Tracy Told Me To Tell You…

vanessa-bell.jpgA few years ago I wrote a book called A Parent’s Guide to the Best Children’s Literature.  As it happens, the publisher was a schmendrick who ran off with everyone’s money.  I won’t tell you his name, because that would be indiscreet (Ed Steussy).   He also managed to retain the rights my work and, to add insult to injury, I later learned that he’s a Republican.  The whole ordeal might have caused me to lose a lot of sleep, but my son, newly born at the time, beat him to it.  Since then, I’ve been reviewing children’s books for various publications and beginning to collect ideas for a new volume.   I also had a second child, lost my gallbladder, began working as a book publicist at Penn Press, gained weight, developed a passion for hot yoga, lost a few pounds, fumed about the war, read a lotta books, worked on a couple of manuscripts, made some wonderful new friends, and realized that I should never have left Narberth.

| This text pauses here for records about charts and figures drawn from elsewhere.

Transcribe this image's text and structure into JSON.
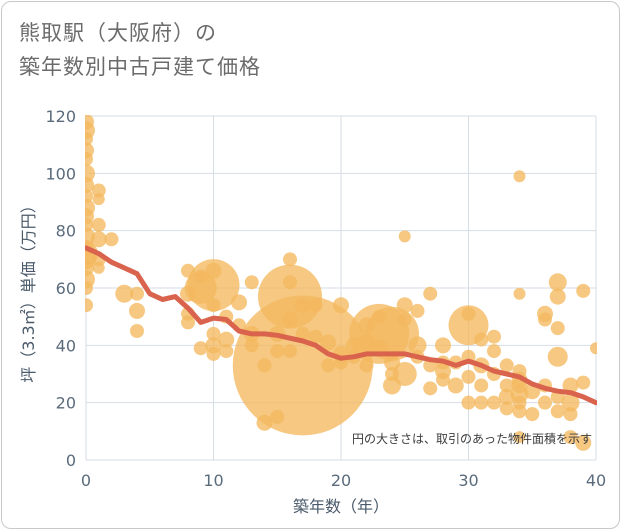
{
  "title_line1": "熊取駅（大阪府）の",
  "title_line2": "築年数別中古戸建て価格",
  "chart_data": {
    "type": "scatter",
    "title": "熊取駅（大阪府）の 築年数別中古戸建て価格",
    "xlabel": "築年数（年）",
    "ylabel": "坪（3.3㎡）単価（万円）",
    "xlim": [
      0,
      40
    ],
    "ylim": [
      0,
      120
    ],
    "xticks": [
      0,
      10,
      20,
      30,
      40
    ],
    "yticks": [
      0,
      20,
      40,
      60,
      80,
      100,
      120
    ],
    "grid": true,
    "note": "円の大きさは、取引のあった物件面積を示す",
    "colors": {
      "bubble": "#f3b95f",
      "trend": "#d9634d",
      "grid": "#d5dde5"
    },
    "points": [
      {
        "x": 0,
        "y": 118,
        "s": 8
      },
      {
        "x": 0,
        "y": 115,
        "s": 9
      },
      {
        "x": 0,
        "y": 112,
        "s": 7
      },
      {
        "x": 0,
        "y": 108,
        "s": 8
      },
      {
        "x": 0,
        "y": 105,
        "s": 7
      },
      {
        "x": 0,
        "y": 100,
        "s": 9
      },
      {
        "x": 0,
        "y": 96,
        "s": 8
      },
      {
        "x": 0,
        "y": 92,
        "s": 7
      },
      {
        "x": 0,
        "y": 88,
        "s": 9
      },
      {
        "x": 0,
        "y": 85,
        "s": 8
      },
      {
        "x": 0,
        "y": 82,
        "s": 7
      },
      {
        "x": 0,
        "y": 78,
        "s": 9
      },
      {
        "x": 0,
        "y": 74,
        "s": 8
      },
      {
        "x": 0,
        "y": 70,
        "s": 10
      },
      {
        "x": 0,
        "y": 67,
        "s": 8
      },
      {
        "x": 0,
        "y": 63,
        "s": 9
      },
      {
        "x": 0,
        "y": 60,
        "s": 7
      },
      {
        "x": 0,
        "y": 54,
        "s": 7
      },
      {
        "x": 0,
        "y": 72,
        "s": 12
      },
      {
        "x": 1,
        "y": 94,
        "s": 7
      },
      {
        "x": 1,
        "y": 91,
        "s": 6
      },
      {
        "x": 1,
        "y": 82,
        "s": 7
      },
      {
        "x": 1,
        "y": 77,
        "s": 8
      },
      {
        "x": 1,
        "y": 70,
        "s": 7
      },
      {
        "x": 1,
        "y": 67,
        "s": 6
      },
      {
        "x": 2,
        "y": 77,
        "s": 7
      },
      {
        "x": 3,
        "y": 58,
        "s": 9
      },
      {
        "x": 4,
        "y": 58,
        "s": 7
      },
      {
        "x": 4,
        "y": 52,
        "s": 8
      },
      {
        "x": 4,
        "y": 45,
        "s": 7
      },
      {
        "x": 8,
        "y": 66,
        "s": 7
      },
      {
        "x": 8,
        "y": 58,
        "s": 8
      },
      {
        "x": 8,
        "y": 51,
        "s": 7
      },
      {
        "x": 8,
        "y": 48,
        "s": 7
      },
      {
        "x": 9,
        "y": 64,
        "s": 7
      },
      {
        "x": 9,
        "y": 60,
        "s": 16
      },
      {
        "x": 9,
        "y": 39,
        "s": 7
      },
      {
        "x": 10,
        "y": 61,
        "s": 26
      },
      {
        "x": 10,
        "y": 66,
        "s": 8
      },
      {
        "x": 10,
        "y": 54,
        "s": 7
      },
      {
        "x": 10,
        "y": 44,
        "s": 7
      },
      {
        "x": 10,
        "y": 40,
        "s": 8
      },
      {
        "x": 10,
        "y": 37,
        "s": 7
      },
      {
        "x": 11,
        "y": 50,
        "s": 7
      },
      {
        "x": 11,
        "y": 42,
        "s": 8
      },
      {
        "x": 11,
        "y": 38,
        "s": 7
      },
      {
        "x": 12,
        "y": 55,
        "s": 8
      },
      {
        "x": 12,
        "y": 47,
        "s": 7
      },
      {
        "x": 13,
        "y": 62,
        "s": 7
      },
      {
        "x": 13,
        "y": 44,
        "s": 8
      },
      {
        "x": 13,
        "y": 40,
        "s": 7
      },
      {
        "x": 14,
        "y": 33,
        "s": 7
      },
      {
        "x": 14,
        "y": 13,
        "s": 8
      },
      {
        "x": 15,
        "y": 44,
        "s": 8
      },
      {
        "x": 15,
        "y": 38,
        "s": 7
      },
      {
        "x": 15,
        "y": 15,
        "s": 7
      },
      {
        "x": 16,
        "y": 57,
        "s": 32
      },
      {
        "x": 16,
        "y": 70,
        "s": 7
      },
      {
        "x": 16,
        "y": 62,
        "s": 7
      },
      {
        "x": 16,
        "y": 49,
        "s": 8
      },
      {
        "x": 16,
        "y": 38,
        "s": 7
      },
      {
        "x": 17,
        "y": 33,
        "s": 70
      },
      {
        "x": 17,
        "y": 54,
        "s": 8
      },
      {
        "x": 17,
        "y": 44,
        "s": 7
      },
      {
        "x": 18,
        "y": 54,
        "s": 7
      },
      {
        "x": 18,
        "y": 43,
        "s": 7
      },
      {
        "x": 19,
        "y": 41,
        "s": 8
      },
      {
        "x": 19,
        "y": 33,
        "s": 7
      },
      {
        "x": 20,
        "y": 54,
        "s": 8
      },
      {
        "x": 20,
        "y": 37,
        "s": 8
      },
      {
        "x": 20,
        "y": 34,
        "s": 7
      },
      {
        "x": 21,
        "y": 40,
        "s": 8
      },
      {
        "x": 21,
        "y": 36,
        "s": 7
      },
      {
        "x": 22,
        "y": 47,
        "s": 8
      },
      {
        "x": 22,
        "y": 41,
        "s": 9
      },
      {
        "x": 22,
        "y": 33,
        "s": 7
      },
      {
        "x": 23,
        "y": 44,
        "s": 30
      },
      {
        "x": 23,
        "y": 50,
        "s": 7
      },
      {
        "x": 23,
        "y": 39,
        "s": 9
      },
      {
        "x": 24,
        "y": 44,
        "s": 27
      },
      {
        "x": 24,
        "y": 34,
        "s": 8
      },
      {
        "x": 24,
        "y": 30,
        "s": 7
      },
      {
        "x": 24,
        "y": 26,
        "s": 9
      },
      {
        "x": 25,
        "y": 78,
        "s": 6
      },
      {
        "x": 25,
        "y": 54,
        "s": 8
      },
      {
        "x": 25,
        "y": 49,
        "s": 7
      },
      {
        "x": 25,
        "y": 30,
        "s": 12
      },
      {
        "x": 26,
        "y": 52,
        "s": 7
      },
      {
        "x": 26,
        "y": 40,
        "s": 9
      },
      {
        "x": 26,
        "y": 36,
        "s": 7
      },
      {
        "x": 27,
        "y": 58,
        "s": 7
      },
      {
        "x": 27,
        "y": 33,
        "s": 7
      },
      {
        "x": 27,
        "y": 25,
        "s": 7
      },
      {
        "x": 28,
        "y": 40,
        "s": 8
      },
      {
        "x": 28,
        "y": 34,
        "s": 7
      },
      {
        "x": 28,
        "y": 31,
        "s": 8
      },
      {
        "x": 28,
        "y": 28,
        "s": 7
      },
      {
        "x": 29,
        "y": 34,
        "s": 7
      },
      {
        "x": 29,
        "y": 26,
        "s": 8
      },
      {
        "x": 30,
        "y": 47,
        "s": 20
      },
      {
        "x": 30,
        "y": 51,
        "s": 7
      },
      {
        "x": 30,
        "y": 36,
        "s": 7
      },
      {
        "x": 30,
        "y": 29,
        "s": 7
      },
      {
        "x": 30,
        "y": 20,
        "s": 7
      },
      {
        "x": 31,
        "y": 42,
        "s": 7
      },
      {
        "x": 31,
        "y": 33,
        "s": 8
      },
      {
        "x": 31,
        "y": 26,
        "s": 7
      },
      {
        "x": 31,
        "y": 20,
        "s": 7
      },
      {
        "x": 32,
        "y": 43,
        "s": 7
      },
      {
        "x": 32,
        "y": 38,
        "s": 7
      },
      {
        "x": 32,
        "y": 30,
        "s": 7
      },
      {
        "x": 32,
        "y": 20,
        "s": 7
      },
      {
        "x": 33,
        "y": 33,
        "s": 7
      },
      {
        "x": 33,
        "y": 26,
        "s": 7
      },
      {
        "x": 33,
        "y": 22,
        "s": 8
      },
      {
        "x": 33,
        "y": 18,
        "s": 7
      },
      {
        "x": 34,
        "y": 99,
        "s": 6
      },
      {
        "x": 34,
        "y": 58,
        "s": 6
      },
      {
        "x": 34,
        "y": 31,
        "s": 7
      },
      {
        "x": 34,
        "y": 28,
        "s": 8
      },
      {
        "x": 34,
        "y": 26,
        "s": 8
      },
      {
        "x": 34,
        "y": 23,
        "s": 9
      },
      {
        "x": 34,
        "y": 20,
        "s": 7
      },
      {
        "x": 34,
        "y": 17,
        "s": 7
      },
      {
        "x": 34,
        "y": 8,
        "s": 6
      },
      {
        "x": 35,
        "y": 24,
        "s": 8
      },
      {
        "x": 35,
        "y": 16,
        "s": 7
      },
      {
        "x": 36,
        "y": 51,
        "s": 8
      },
      {
        "x": 36,
        "y": 49,
        "s": 7
      },
      {
        "x": 36,
        "y": 26,
        "s": 7
      },
      {
        "x": 36,
        "y": 20,
        "s": 7
      },
      {
        "x": 37,
        "y": 62,
        "s": 9
      },
      {
        "x": 37,
        "y": 57,
        "s": 8
      },
      {
        "x": 37,
        "y": 46,
        "s": 7
      },
      {
        "x": 37,
        "y": 36,
        "s": 10
      },
      {
        "x": 37,
        "y": 22,
        "s": 7
      },
      {
        "x": 37,
        "y": 17,
        "s": 7
      },
      {
        "x": 38,
        "y": 26,
        "s": 8
      },
      {
        "x": 38,
        "y": 20,
        "s": 9
      },
      {
        "x": 38,
        "y": 16,
        "s": 7
      },
      {
        "x": 38,
        "y": 8,
        "s": 7
      },
      {
        "x": 39,
        "y": 59,
        "s": 7
      },
      {
        "x": 39,
        "y": 27,
        "s": 7
      },
      {
        "x": 39,
        "y": 6,
        "s": 8
      },
      {
        "x": 40,
        "y": 39,
        "s": 6
      }
    ],
    "trend": [
      {
        "x": 0,
        "y": 74
      },
      {
        "x": 1,
        "y": 72
      },
      {
        "x": 2,
        "y": 69
      },
      {
        "x": 3,
        "y": 67
      },
      {
        "x": 4,
        "y": 65
      },
      {
        "x": 5,
        "y": 58
      },
      {
        "x": 6,
        "y": 56
      },
      {
        "x": 7,
        "y": 57
      },
      {
        "x": 8,
        "y": 53
      },
      {
        "x": 9,
        "y": 48
      },
      {
        "x": 10,
        "y": 49.5
      },
      {
        "x": 11,
        "y": 49
      },
      {
        "x": 12,
        "y": 45
      },
      {
        "x": 13,
        "y": 44
      },
      {
        "x": 14,
        "y": 44
      },
      {
        "x": 15,
        "y": 43.5
      },
      {
        "x": 16,
        "y": 42.5
      },
      {
        "x": 17,
        "y": 41.5
      },
      {
        "x": 18,
        "y": 40
      },
      {
        "x": 19,
        "y": 37
      },
      {
        "x": 20,
        "y": 35.5
      },
      {
        "x": 21,
        "y": 36
      },
      {
        "x": 22,
        "y": 37
      },
      {
        "x": 23,
        "y": 37
      },
      {
        "x": 24,
        "y": 37
      },
      {
        "x": 25,
        "y": 37
      },
      {
        "x": 26,
        "y": 36
      },
      {
        "x": 27,
        "y": 35
      },
      {
        "x": 28,
        "y": 34.5
      },
      {
        "x": 29,
        "y": 33
      },
      {
        "x": 30,
        "y": 34.5
      },
      {
        "x": 31,
        "y": 33
      },
      {
        "x": 32,
        "y": 31
      },
      {
        "x": 33,
        "y": 30
      },
      {
        "x": 34,
        "y": 29
      },
      {
        "x": 35,
        "y": 26.5
      },
      {
        "x": 36,
        "y": 25
      },
      {
        "x": 37,
        "y": 24
      },
      {
        "x": 38,
        "y": 23.5
      },
      {
        "x": 39,
        "y": 22
      },
      {
        "x": 40,
        "y": 20
      }
    ]
  }
}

 Anyhoo, I’ve decided to begin posting some brief children’s book reviews here.  Some have been published elsewhere, as noted.  This is in anticipation of what comes next, but I wanted to, at the very least, recognize some of the more spectacular kids’ books that I’ve seen of late.

I get a lot of spam here, as you might imagine.  The title of a recent unsolicited post said, ”Tracy Told Me To Tell You.”  I was alarmed, as Tracy was the name of a dear, dear friend who passed away several years ago.  Her mark was indelible, to say the least.  Alas, the post led to a site that sold fetish objects that, well, might make your granny faint (unless, of course, she’s into that.  No harm done.)  My Tracy would have feigned horror while  finding it totally hilarious.   Actually, maybe the post really was from her and she’s off somewhere having a good chortle.